Who among us hasn’t sat in a salon chair and thought (as the hair stylist spun us around to see all angles): Oh F#$*!! Who among us hasn’t sat in the car and cried. No, wept, over a disastrous hair color, hair style or highlight. If you’re like, Huh, that’s totally never happened to me, then we give you a medal and also side eyes, because we don’t believe you.
Last weekend Jody, in a commendable effort to get a sexy new do, ended up with stripy highlights. She reported to me (and I haven’t seen it yet) that she looked like Kelly Clarkson, who is pretty but definitely has rocked the striped hair. It was so bad, Jody said, she would have to go get it fixed. I can relate. Once, an incompetent stylist put foils in my hair haphazardly, causing them to slip as they were processing leaving me with what can only be described as leopard spots. And because this was back when I was too meek to march back there and demand some help, I lived with it until it grew out. I have a long sad history with hair disasters starting with that rite of passage Sun-In and I’m sure I’m not out of the woods yet.
So, how do you avoid a hair disaster? We did a little research and talked to some hair stylists. And here are their pointers for never crying over your hair again.
- Find a picture. You’ve heard this before. But it’s worth repeating. This is especially important if you are trying something very different. Keep in mind that you’ll want to be sure that the picture (of the celebrity for example) has a similar hair type. It’s not going to work if you have super fine hair and you’re going for.
- Talk to your stylist before they get started. Ask them if they think you can pull of the look you are going for. Tell them a bit about your lifestyle. In my case, I can’t go so short that it can’t go into a ponytail on occasion. I need it off my neck when it’s hot. If the reality is that it’s rarely going to get styled once you leave the salon (maybe you have a new baby or you simply don’t have the time) tell them that too. You don’t need a high maintenance hairstyle if that’s not you.
- If you are coloring, be sure to set expectations. Do you want a dramatic look with bright, noticeable highlights, or are you looking for something more subtle. Again, think about your lifestyle. If getting back to the salon every 4-6 weeks is out of the question, then you probably want something more subtle. Also if this is the first time you are coloring your hair, you may want to ease into it and go more dramatic later. Like most things, it’s easier to add than take away.
- If halfway through the hair cut, you start freaking out, speak up. There may not be much they can do, but if you’re not liking how something is starting to look, as it’s happening, say so. Same goes for the styling afterwards.

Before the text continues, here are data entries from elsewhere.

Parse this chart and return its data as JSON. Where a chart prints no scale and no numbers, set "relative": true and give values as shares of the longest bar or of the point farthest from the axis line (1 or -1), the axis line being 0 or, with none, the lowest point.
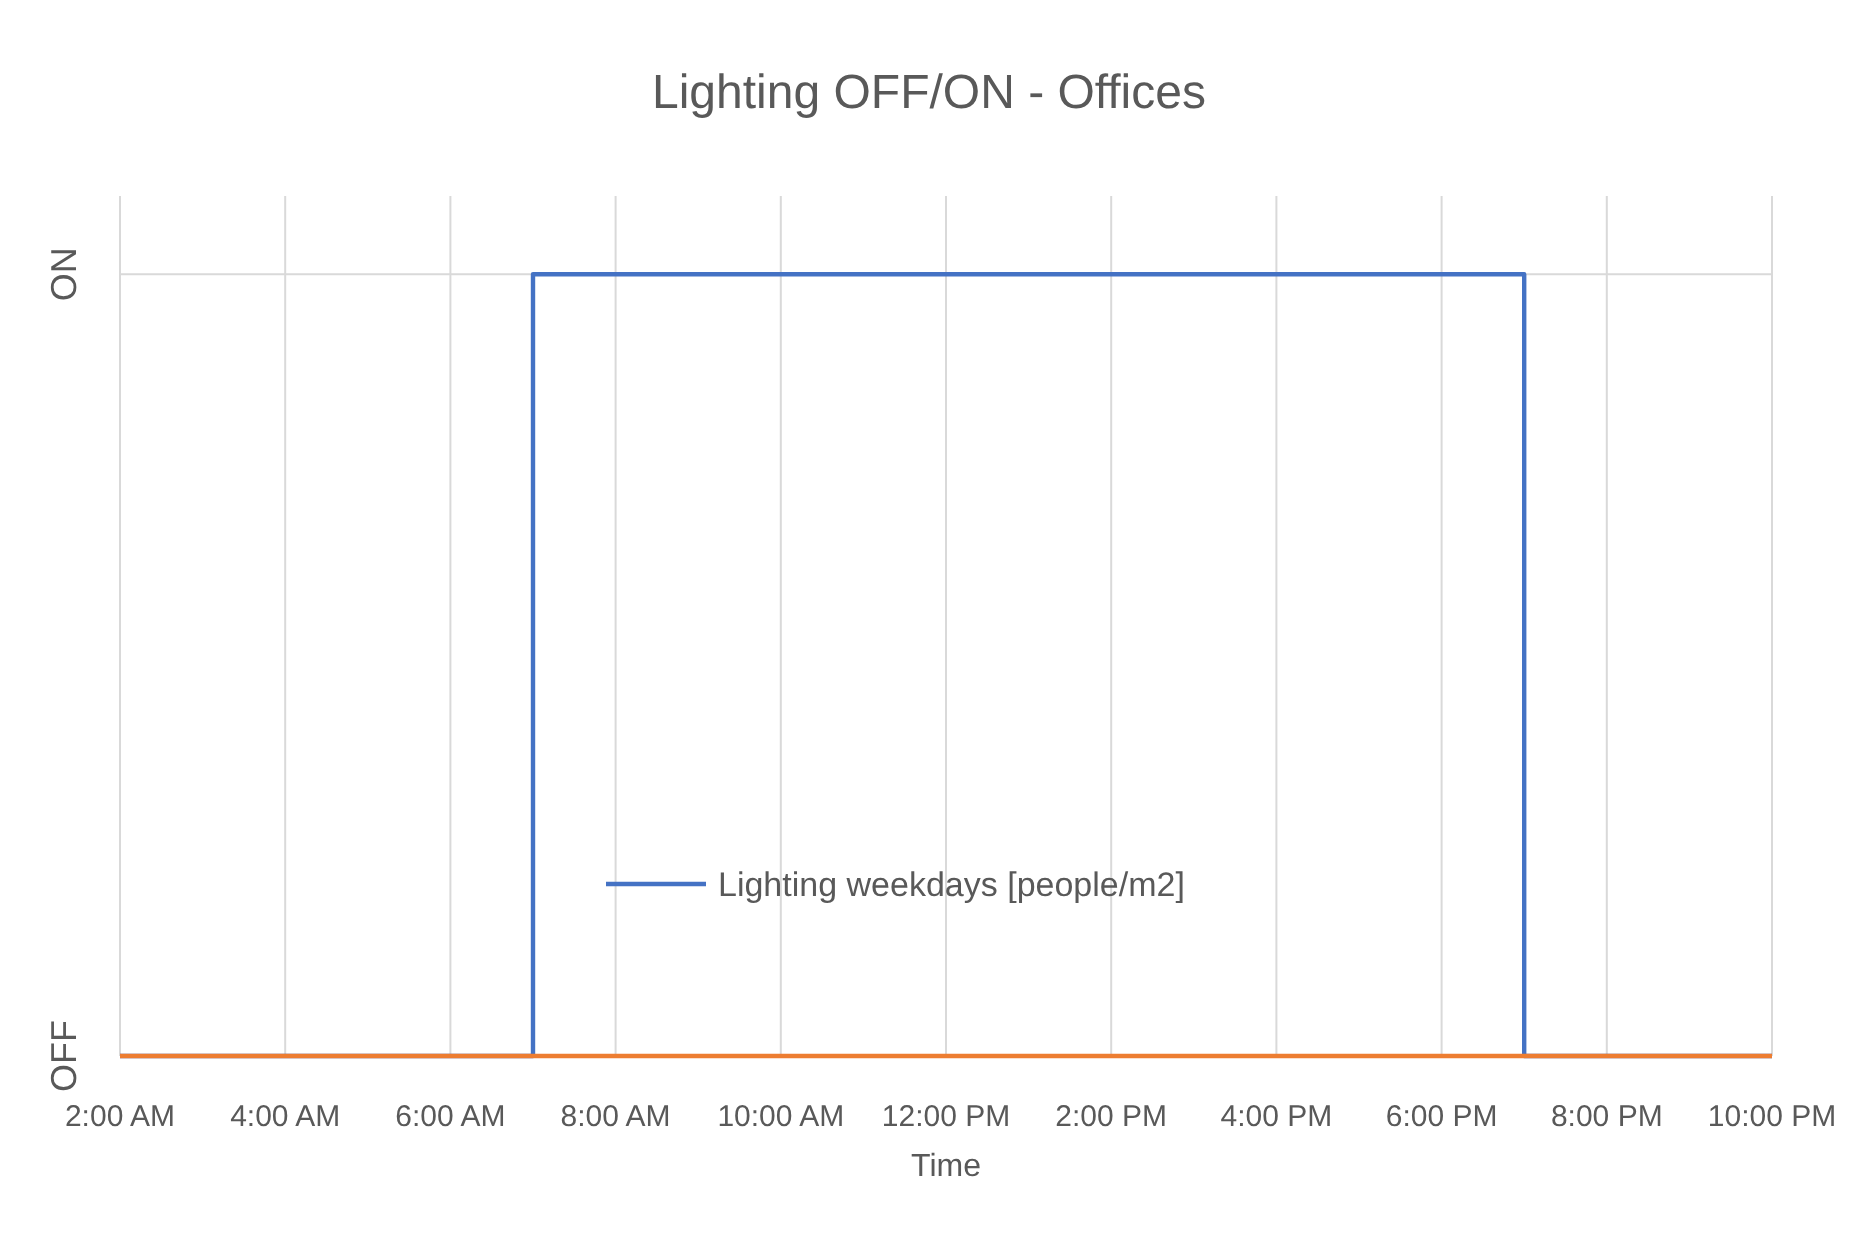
{
  "chart_data": {
    "type": "line",
    "title": "Lighting  OFF/ON - Offices",
    "xlabel": "Time",
    "xlim": [
      2,
      22
    ],
    "xticks": [
      {
        "value": 2,
        "label": "2:00 AM"
      },
      {
        "value": 4,
        "label": "4:00 AM"
      },
      {
        "value": 6,
        "label": "6:00 AM"
      },
      {
        "value": 8,
        "label": "8:00 AM"
      },
      {
        "value": 10,
        "label": "10:00 AM"
      },
      {
        "value": 12,
        "label": "12:00 PM"
      },
      {
        "value": 14,
        "label": "2:00 PM"
      },
      {
        "value": 16,
        "label": "4:00 PM"
      },
      {
        "value": 18,
        "label": "6:00 PM"
      },
      {
        "value": 20,
        "label": "8:00 PM"
      },
      {
        "value": 22,
        "label": "10:00 PM"
      }
    ],
    "relative": true,
    "annotations": [
      "ON",
      "OFF"
    ],
    "grid": "x",
    "legend": "bottom",
    "marker": "none",
    "line_style": "solid",
    "series": [
      {
        "name": "Lighting weekdays [people/m2]",
        "color": "#4472c4",
        "x": [
          2,
          7,
          7,
          19,
          19,
          22
        ],
        "values": [
          0,
          0,
          1,
          1,
          0,
          0
        ]
      },
      {
        "color": "#ed7d31",
        "x": [
          2,
          22
        ],
        "values": [
          0,
          0
        ]
      }
    ]
  }
}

How many times have you left the salon and gone home to wash it out and style it yourself? That defeats the purpose. If they are over-styling and you’re going to walk out of there looking like Barbie, tell them you’d prefer to skip the beauty queen blow-out
- Be specific about what you don’t like. Let’s say it’s all over and you hate it. Like it’s all you can do to hold it together. Speak up. Hair stylists are nice people and they don’t want you to leave unhappy. If you’re not sure, maybe ask if you can come back if you can’t get used to it. If you know you don’t like what you see in the mirror, don’t leave without a follow-up appointment. It’s rare for a stylist to charge for a follow-up “fix it” appointment.
There you have it. We expect none of you will ever have a hair disaster again. And if you do, you’ll at least share pictures.